Не прогнали, однако, Михайлу от аула. Приютили его кайсаки, в кибитку оттащили, в тепло. Тут беглец целый день отсыпался. А к вечеру растолкали его кайсаки, есть с собой посадили.

Михайла со сна зевал, тер глаза, таращился на огонь в углу кибитки, на кипящий казан. Из-за казана на него смотрел седобородый, молчал. Баба и девка — обе черноглазые — пялили на него глаза, не стесняясь, смеялись, подталкивая друг друга. Рядом с ними примостились дети — девочка и мальчик, тоже не отрывали глаз от гостя.

До отвала накормили в тот вечер дворянского сына степняки. Ел Михайла вареную баранину, пахучую маханину — конское мясо копченое, пил из деревянной плошки кобылье молоко. Утирался драным рукавом мундира. Осоловел от сытости, от питья хмельного.

Меркли, покрывались пеплом угли под казаном. А на воле, во тьме, завывал ветер, гнал снег.

II

Так и прожил Михайла Волынский зиму у кайсаков. Аул медленно кочевал на юг. Двигался вместе со всеми и русский.

Не обижали. Чапан дали — вроде тулупа — от стужи. Ехал во время кочевок на лошади рядом с седобородым, у которого в кибитке стоял, Канбарбеком его звали.

Молчалив был Канбарбек, хоть по-русски и разумел. Две осени — еще молодым — гонял как-то скот в Яицкий городок. Там и навострился.

Часами, бывало, едет по степи, прищуренным глазом обводит край земли и неба, по приметам малым, еле видным, дорогу следит, молчит. Редко-редко губы сухие разомкнет, процедит:

— Дурак ты, Михайла. Пошто против ханши своей бунтовал?

— Не сам я, — хрипит в ответ на ветру поручик. — Заставили. Емельян, знаешь, на расправу скор был.

— Все равно, — жует губами Канбарбек. — И он тоже… Не угадал…

— Чего?

— Того. Какой лес, такой зверь, — говорят, какое время — такой закон… Знать надо.

И снова молчит, по степи глазами рыщет. А Михайле уж и покою нет. Задал загадку. Закон. А в чем он? Спроси раньше — будто и знал. Теперь — нет. Неведомо. А что скажешь в ответ? Тошно. Еще того хуже — вспоминать. Боязно. А что? Усадьбу? Дом ветхий под старыми липами? Начни только, дай волю, — все предстанет. Комнатки в палевых обоях с цветочками, пропахшие мятой и анисом, с желтыми скрипучими половицами, — на них же солнце зимнее катается… На столе — кофейник старинный, чашки. За столом — матушка в чепце с оборками глаза щурит, на Михайлу смотрит, улыбается. А за стеной по желтым половицам — шаги легкие летят, Наташенька, сестрица, — вот-вот в комнату войдет, на шею кинется.
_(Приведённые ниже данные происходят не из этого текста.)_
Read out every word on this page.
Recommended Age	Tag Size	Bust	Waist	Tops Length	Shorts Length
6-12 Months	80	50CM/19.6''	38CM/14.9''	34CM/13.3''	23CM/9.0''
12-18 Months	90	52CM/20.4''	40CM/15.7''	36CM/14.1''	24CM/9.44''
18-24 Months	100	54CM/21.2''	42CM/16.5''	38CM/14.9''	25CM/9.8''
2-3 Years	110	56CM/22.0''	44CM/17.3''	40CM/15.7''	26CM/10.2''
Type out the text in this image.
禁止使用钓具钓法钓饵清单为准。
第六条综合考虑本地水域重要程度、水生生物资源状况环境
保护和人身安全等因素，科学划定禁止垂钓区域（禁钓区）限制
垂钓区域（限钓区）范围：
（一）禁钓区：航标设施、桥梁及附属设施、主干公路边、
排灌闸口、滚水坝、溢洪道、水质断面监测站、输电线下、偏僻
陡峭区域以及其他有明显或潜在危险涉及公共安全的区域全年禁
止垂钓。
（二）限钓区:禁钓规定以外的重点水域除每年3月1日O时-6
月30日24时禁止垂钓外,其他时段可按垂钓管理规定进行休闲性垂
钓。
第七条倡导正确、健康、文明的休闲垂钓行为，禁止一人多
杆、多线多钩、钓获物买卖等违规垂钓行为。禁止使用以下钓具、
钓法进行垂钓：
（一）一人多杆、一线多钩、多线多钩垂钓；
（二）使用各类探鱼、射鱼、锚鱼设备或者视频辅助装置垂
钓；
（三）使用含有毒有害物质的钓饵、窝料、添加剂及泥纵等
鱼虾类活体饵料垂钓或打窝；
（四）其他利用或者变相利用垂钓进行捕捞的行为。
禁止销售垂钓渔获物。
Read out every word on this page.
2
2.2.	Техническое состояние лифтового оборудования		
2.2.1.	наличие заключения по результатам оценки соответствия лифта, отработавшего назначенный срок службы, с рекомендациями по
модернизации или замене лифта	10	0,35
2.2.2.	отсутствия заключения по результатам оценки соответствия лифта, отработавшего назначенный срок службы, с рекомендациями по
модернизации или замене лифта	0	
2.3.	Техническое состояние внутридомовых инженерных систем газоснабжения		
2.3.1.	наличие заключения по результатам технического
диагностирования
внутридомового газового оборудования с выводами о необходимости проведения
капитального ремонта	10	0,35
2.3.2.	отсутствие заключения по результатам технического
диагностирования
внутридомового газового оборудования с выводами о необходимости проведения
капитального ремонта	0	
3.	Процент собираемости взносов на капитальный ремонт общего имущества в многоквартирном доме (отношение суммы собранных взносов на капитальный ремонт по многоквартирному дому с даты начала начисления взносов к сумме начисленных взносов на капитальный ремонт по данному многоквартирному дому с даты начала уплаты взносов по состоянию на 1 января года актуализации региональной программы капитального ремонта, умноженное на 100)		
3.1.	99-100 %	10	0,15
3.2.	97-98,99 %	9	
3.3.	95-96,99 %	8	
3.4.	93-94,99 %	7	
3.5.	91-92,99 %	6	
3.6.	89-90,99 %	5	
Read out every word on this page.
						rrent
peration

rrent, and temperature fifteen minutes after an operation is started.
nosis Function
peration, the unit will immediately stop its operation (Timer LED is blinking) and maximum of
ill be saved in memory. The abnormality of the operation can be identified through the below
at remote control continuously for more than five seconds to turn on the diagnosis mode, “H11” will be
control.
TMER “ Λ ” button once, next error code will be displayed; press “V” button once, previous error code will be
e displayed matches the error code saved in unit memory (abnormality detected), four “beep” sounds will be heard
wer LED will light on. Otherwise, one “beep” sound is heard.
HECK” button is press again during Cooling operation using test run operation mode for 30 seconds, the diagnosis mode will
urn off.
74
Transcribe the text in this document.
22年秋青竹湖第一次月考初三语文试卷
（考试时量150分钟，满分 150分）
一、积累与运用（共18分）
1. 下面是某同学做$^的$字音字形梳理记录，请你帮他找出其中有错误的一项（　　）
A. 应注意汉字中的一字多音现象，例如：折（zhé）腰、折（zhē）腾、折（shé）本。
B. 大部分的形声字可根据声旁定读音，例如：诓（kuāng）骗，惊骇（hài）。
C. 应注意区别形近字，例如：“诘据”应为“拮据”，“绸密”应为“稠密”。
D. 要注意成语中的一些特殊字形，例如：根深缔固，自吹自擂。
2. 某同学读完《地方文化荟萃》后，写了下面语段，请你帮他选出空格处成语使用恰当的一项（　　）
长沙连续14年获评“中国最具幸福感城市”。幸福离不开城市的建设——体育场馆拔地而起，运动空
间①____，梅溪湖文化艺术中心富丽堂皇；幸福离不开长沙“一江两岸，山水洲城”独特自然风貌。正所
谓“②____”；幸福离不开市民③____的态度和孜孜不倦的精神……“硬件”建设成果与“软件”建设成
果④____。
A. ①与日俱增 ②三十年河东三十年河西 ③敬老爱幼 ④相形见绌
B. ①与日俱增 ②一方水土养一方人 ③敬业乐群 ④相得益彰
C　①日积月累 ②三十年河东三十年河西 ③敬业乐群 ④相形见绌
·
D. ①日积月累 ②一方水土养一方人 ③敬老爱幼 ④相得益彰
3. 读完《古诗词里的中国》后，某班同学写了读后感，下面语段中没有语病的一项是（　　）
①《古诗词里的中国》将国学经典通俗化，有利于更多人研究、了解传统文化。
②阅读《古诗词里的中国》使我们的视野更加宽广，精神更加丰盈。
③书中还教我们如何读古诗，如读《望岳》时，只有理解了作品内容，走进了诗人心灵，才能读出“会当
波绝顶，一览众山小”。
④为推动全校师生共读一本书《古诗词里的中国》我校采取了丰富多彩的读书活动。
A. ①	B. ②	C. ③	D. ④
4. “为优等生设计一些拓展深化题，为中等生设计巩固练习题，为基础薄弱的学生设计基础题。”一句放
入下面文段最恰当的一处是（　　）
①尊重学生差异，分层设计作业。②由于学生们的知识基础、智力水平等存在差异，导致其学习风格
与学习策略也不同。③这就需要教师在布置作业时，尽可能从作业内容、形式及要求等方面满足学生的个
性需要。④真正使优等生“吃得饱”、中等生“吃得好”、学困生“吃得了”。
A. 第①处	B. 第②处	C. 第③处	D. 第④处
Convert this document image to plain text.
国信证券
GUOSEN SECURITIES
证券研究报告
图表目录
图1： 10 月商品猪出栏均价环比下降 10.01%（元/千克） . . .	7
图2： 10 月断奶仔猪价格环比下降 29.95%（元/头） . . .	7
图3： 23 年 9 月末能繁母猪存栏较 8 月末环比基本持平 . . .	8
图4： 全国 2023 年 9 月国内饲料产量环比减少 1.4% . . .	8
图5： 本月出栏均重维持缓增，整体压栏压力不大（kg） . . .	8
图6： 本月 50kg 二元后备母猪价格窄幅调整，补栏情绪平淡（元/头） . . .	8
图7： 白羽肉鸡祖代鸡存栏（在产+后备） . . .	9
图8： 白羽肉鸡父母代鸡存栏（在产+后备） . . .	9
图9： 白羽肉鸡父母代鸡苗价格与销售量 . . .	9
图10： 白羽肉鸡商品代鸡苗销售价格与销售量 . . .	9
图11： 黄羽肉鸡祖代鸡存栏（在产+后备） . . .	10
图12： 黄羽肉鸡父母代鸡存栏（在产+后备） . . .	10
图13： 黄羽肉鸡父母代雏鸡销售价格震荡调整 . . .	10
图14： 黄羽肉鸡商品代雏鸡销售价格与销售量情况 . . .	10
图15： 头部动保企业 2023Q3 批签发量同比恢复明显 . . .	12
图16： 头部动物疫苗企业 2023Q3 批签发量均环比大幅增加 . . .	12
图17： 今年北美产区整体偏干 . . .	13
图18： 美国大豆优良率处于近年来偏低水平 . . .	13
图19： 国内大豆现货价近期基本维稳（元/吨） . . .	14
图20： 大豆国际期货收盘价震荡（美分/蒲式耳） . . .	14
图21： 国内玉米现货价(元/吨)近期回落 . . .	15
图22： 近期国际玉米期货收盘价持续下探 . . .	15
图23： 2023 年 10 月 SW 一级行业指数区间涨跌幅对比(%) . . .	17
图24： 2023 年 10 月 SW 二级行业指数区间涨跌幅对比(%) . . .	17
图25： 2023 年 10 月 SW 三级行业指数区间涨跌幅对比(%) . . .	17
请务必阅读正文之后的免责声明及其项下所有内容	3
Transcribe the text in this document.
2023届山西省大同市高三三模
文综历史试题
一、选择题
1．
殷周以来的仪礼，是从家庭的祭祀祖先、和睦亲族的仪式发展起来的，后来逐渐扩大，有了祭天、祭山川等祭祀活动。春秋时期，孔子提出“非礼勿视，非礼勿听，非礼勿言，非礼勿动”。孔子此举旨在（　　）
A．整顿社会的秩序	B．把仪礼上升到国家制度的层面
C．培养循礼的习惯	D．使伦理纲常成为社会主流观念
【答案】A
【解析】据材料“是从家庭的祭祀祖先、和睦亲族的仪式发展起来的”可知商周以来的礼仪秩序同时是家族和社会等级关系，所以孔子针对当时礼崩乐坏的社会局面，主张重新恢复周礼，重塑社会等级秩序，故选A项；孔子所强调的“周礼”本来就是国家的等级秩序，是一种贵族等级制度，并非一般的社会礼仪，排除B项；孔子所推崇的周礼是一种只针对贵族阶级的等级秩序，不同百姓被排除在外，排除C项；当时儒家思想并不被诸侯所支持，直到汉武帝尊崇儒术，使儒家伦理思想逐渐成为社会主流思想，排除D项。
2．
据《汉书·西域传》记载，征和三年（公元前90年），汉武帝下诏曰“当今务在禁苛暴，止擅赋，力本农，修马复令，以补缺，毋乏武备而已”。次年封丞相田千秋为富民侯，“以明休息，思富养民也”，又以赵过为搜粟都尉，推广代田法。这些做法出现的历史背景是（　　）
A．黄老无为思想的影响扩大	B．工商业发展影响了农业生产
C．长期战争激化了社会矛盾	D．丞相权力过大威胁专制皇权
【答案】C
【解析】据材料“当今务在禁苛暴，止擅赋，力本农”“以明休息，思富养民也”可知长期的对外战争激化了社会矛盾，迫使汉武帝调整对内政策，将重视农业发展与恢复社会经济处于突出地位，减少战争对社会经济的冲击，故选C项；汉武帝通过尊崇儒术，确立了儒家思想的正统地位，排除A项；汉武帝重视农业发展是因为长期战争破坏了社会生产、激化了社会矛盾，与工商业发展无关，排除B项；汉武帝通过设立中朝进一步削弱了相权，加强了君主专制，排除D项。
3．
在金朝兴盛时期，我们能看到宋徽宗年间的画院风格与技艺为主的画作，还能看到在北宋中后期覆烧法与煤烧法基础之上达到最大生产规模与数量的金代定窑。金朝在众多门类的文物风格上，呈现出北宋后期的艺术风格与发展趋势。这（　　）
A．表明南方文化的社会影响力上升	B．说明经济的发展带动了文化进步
Михайла скрипнул зубами, замычал, развел глаза: все то же. Степь, ветер, снежная крупа. Рядом седобородый в седле качается, молчит, башкой в малахае вертит. Сзади верблюды шагают, колокольцами бренчат. Заехал бывший поручик, матушкина отрада! На край света.

Закон. Полезешь супротив — шею сломаешь. А вот Емельян — тот свой закон поставить хотел. Не боялся. Полез. Не вышло. А почему? Канбарбек говорит — не угадал. Не ко времени, мол. Ладно. Но — пойди угадай. Не ты время угадаешь, а оно тебя. А ты… Ты весь перед ним. Как на ладони. Вот и пробуй. А здесь? Здесь, конечно, просто. Солнце, небо, степь. Стада авраамовы, кибитки. Казаны над кострами. Кострам — тысячи лет. Казанам — не меньше, пожалуй.

Канбарбек чмокнул губами, вытянул руку. Михайла раскрыл глаза. Увидел вдали холм, зубчатую стену, купол.

— Мазар, — отчетливо проговорил седобородый. — Батыр похоронен… Большой храбрец был.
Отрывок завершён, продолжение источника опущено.